Adam Blatner
Words and Images from the Mind of Adam Blatner
Confabulations
Originally posted on August 24, 2012
“Confabulation” as I learned about it almost 50 years ago is a neurological condition (when it’s done flagrantly) in which people are not obviously demented, but will immediately spin out a plausible story, a pseudo-memory, and sincerely feel that it happened. What occurred to me some years back is that (1) this is what happens all the time in dreams; (2) authors of fiction learn to tap into this potential and structure it so that it’s plausible; and (3) seemingly normal people create pseudo-memories about their own lives and do so quite unconsciously, sincerely believing that their very selected and shaped “memories” are true reports. Sometimes these serve the need to believe that the past was rosy (the good old days), unlike the more mixed present; or that the past was tough (we had to walk to school 4 miles in the snow barefoot), so they could feel proud of their past stamina and victimhood; or that everything wrong is due to whatever scapegoat supports one’s political prejudice, etc. These are all confabulations, if you look at them carefully and recognize the spectrum of illusion that operates in the world.

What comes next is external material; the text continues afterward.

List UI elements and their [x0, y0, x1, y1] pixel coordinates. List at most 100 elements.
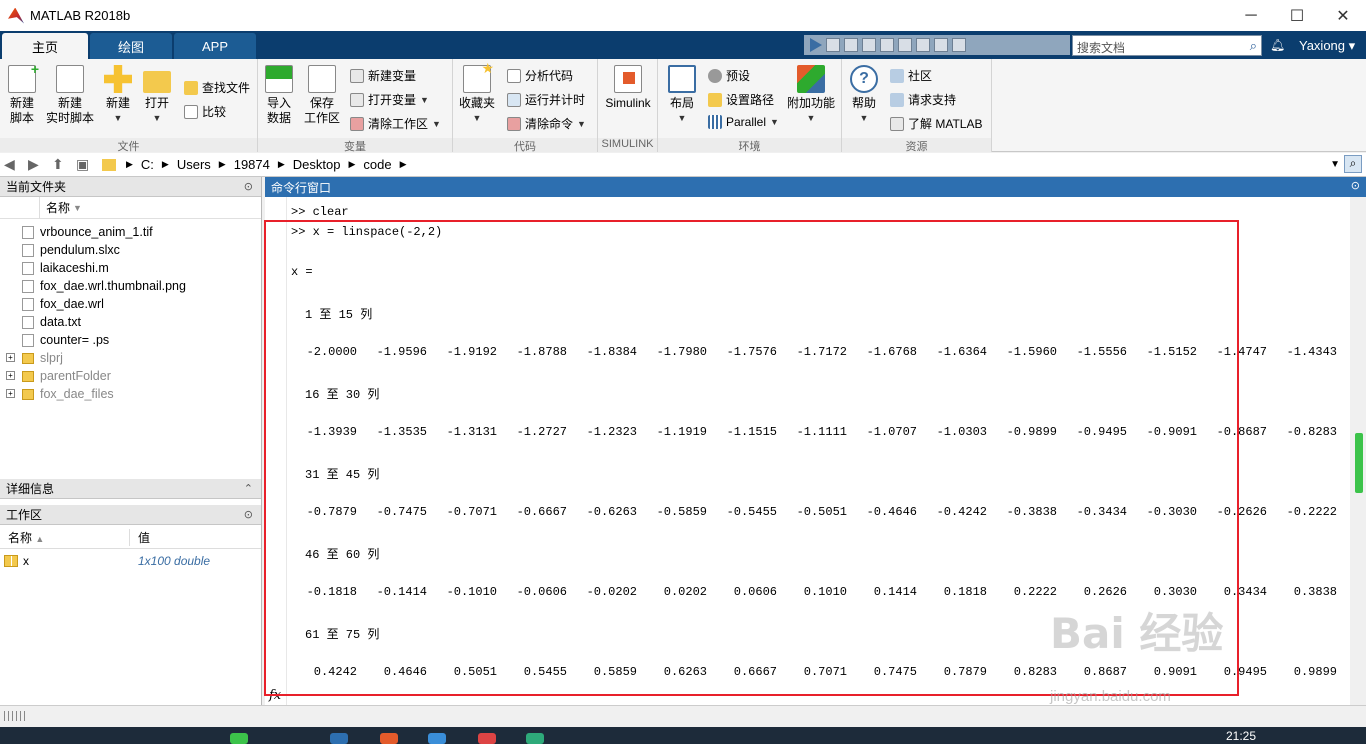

To illustrate this, I dared to publish online on my website a number of webpages under the category of Confabulations: A Journal of (Very) Speculative Philosophy. It’s a bit of a satire. I was deeply influenced not only by MAD comic book—later a magazine—but the whole comic-cartoon tradition. Indeed, this pseudo-online-journal is a thinly-veiled sublimation of my doodles, rationally explaining them as if this were a “true” explanation. Huh, doggone it if the explanations don’t make some sense!

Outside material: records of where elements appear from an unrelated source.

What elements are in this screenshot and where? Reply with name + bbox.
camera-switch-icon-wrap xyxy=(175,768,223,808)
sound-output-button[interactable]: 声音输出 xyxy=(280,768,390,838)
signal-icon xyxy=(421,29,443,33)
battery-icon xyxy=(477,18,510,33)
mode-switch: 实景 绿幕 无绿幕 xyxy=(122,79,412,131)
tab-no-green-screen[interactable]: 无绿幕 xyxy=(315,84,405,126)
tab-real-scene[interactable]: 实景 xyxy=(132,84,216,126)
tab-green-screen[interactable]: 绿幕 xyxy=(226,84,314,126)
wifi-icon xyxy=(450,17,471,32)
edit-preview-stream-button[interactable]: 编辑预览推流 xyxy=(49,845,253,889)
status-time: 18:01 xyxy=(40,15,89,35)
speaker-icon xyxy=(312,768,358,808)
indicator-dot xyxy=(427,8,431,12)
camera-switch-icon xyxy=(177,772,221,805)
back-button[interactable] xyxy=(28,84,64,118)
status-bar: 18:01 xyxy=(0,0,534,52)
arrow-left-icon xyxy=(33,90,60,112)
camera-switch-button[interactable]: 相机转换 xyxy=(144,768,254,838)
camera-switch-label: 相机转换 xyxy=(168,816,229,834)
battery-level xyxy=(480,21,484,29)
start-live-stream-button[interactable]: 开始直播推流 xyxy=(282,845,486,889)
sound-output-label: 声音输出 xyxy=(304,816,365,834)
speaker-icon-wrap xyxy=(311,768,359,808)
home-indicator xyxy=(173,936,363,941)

My journal is also an indirect way to spread some of my philosophical musings that are still pretty half-baked. I don’t bother to fully bake them, just spew them out with the doodle-cartoon-illustrations that, along with the commentary, present “philosophical speculations.” When you call them that, they have more status than pure drivel or flagrant blather.

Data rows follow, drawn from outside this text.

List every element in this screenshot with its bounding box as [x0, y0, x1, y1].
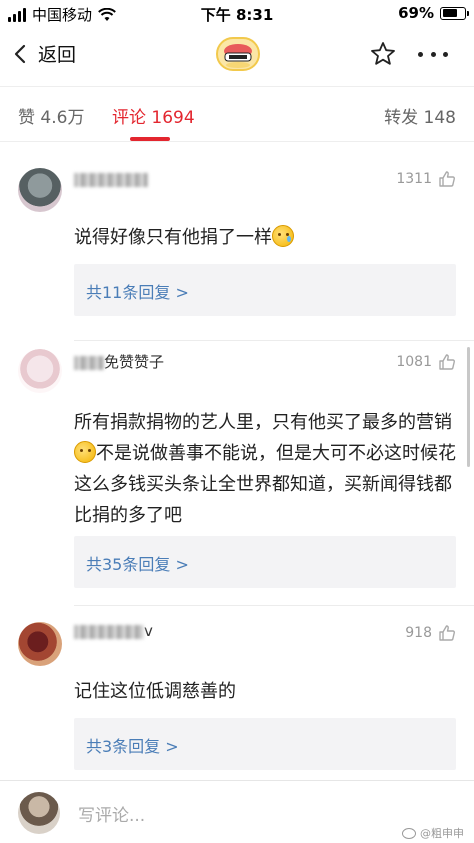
active-tab-indicator	[130, 137, 170, 141]
tab-comments[interactable]: 评论 1694	[112, 103, 195, 128]
signal-icon	[8, 7, 26, 22]
back-label: 返回	[38, 44, 77, 66]
comment-text-body-continued: 不是说做善事不能说，但是大可不必这时候花这么多钱买头条让全世界都知道，买新闻得钱…	[74, 443, 456, 526]
comment-text-body: 说得好像只有他捐了一样	[74, 227, 272, 248]
commenter-name-text: v	[144, 622, 153, 640]
replies-button[interactable]: 共35条回复 >	[74, 536, 456, 588]
battery-icon	[440, 6, 469, 20]
tear-face-emoji-icon	[272, 225, 294, 247]
watermark: @粗申申	[402, 825, 464, 841]
replies-label: 共11条回复 >	[86, 283, 189, 302]
battery-fill	[442, 9, 457, 17]
status-bar: 中国移动 下午 8:31 69%	[0, 0, 474, 26]
more-options-button[interactable]	[418, 41, 448, 67]
like-count: 918	[405, 625, 432, 641]
wifi-icon	[98, 7, 116, 21]
divider	[74, 605, 474, 606]
bottom-comment-bar: 写评论... @粗申申	[0, 780, 474, 843]
replies-label: 共3条回复 >	[86, 737, 179, 756]
like-button[interactable]: 1081	[396, 353, 456, 371]
comment-text-body: 所有捐款捐物的艺人里，只有他买了最多的营销	[74, 412, 452, 433]
weibo-logo-icon	[402, 827, 416, 839]
battery-percent: 69%	[398, 4, 434, 22]
thumbs-up-icon	[439, 354, 455, 370]
more-dot-icon	[443, 51, 448, 57]
comment-text: 所有捐款捐物的艺人里，只有他买了最多的营销不是说做善事不能说，但是大可不必这时候…	[74, 407, 458, 531]
status-left: 中国移动	[8, 4, 116, 25]
chevron-left-icon	[14, 44, 26, 63]
thumbs-up-icon	[439, 625, 455, 641]
thinking-face-emoji-icon	[74, 441, 96, 463]
cartoon-avatar-icon	[224, 44, 252, 68]
replies-button[interactable]: 共11条回复 >	[74, 264, 456, 316]
tab-reposts[interactable]: 转发 148	[384, 103, 456, 128]
my-avatar[interactable]	[18, 792, 60, 834]
tab-bar: 赞 4.6万 评论 1694 转发 148	[0, 86, 474, 142]
replies-button[interactable]: 共3条回复 >	[74, 718, 456, 770]
more-dot-icon	[430, 51, 436, 57]
commenter-name[interactable]	[74, 170, 148, 188]
comment-text: 说得好像只有他捐了一样	[74, 222, 458, 253]
commenter-avatar[interactable]	[18, 168, 62, 212]
status-right: 69%	[398, 4, 469, 22]
like-count: 1311	[396, 171, 432, 187]
commenter-avatar[interactable]	[18, 622, 62, 666]
back-button[interactable]: 返回	[14, 40, 76, 67]
author-avatar[interactable]	[216, 37, 260, 71]
like-count: 1081	[396, 354, 432, 370]
comment-text-body: 记住这位低调慈善的	[74, 681, 236, 702]
tab-likes[interactable]: 赞 4.6万	[18, 103, 84, 128]
replies-label: 共35条回复 >	[86, 555, 189, 574]
watermark-text: @粗申申	[420, 827, 464, 840]
divider	[74, 340, 474, 341]
commenter-avatar[interactable]	[18, 349, 62, 393]
commenter-name[interactable]: 免赞赞子	[74, 351, 164, 372]
comment-text: 记住这位低调慈善的	[74, 676, 458, 707]
scrollbar[interactable]	[467, 347, 470, 467]
like-button[interactable]: 918	[405, 624, 456, 642]
favorite-star-icon[interactable]	[370, 41, 396, 67]
thumbs-up-icon	[439, 171, 455, 187]
more-dot-icon	[418, 51, 423, 57]
carrier-label: 中国移动	[32, 6, 93, 24]
nav-bar: 返回	[0, 26, 474, 82]
commenter-name[interactable]: v	[74, 622, 153, 640]
commenter-name-text: 免赞赞子	[104, 353, 165, 371]
comment-input[interactable]: 写评论...	[78, 801, 145, 826]
like-button[interactable]: 1311	[396, 170, 456, 188]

But in another way, it’s all a bit of fun! Or a kind of art form! I mean, these doodles have to mean something! Of course they do—they are “channeled” messages from the guiding sprites (sic) (not spirits, but sprites) beyond this dimension who ornament my life. They would yours, too, if you would invite them to do so, but there are few of us tapping into this rich psychic resource. Ah, that’s enough for now. I’ve said too much already. They’re gonna come and take me away. (To where?) To the booby hatch! (You fool, to remind you of a line of the comedian Mel Brooks playing the role of Doctor Hollywood on a comdey record around 1969—the Two Thousand Year Old Man—I, a highly qualified actual official high-falutin’ psychiatrist—I am the guy who gets to say who’s crazy and who’s just “foolin’ around!) Can you do that? Hey, I’ve just done it!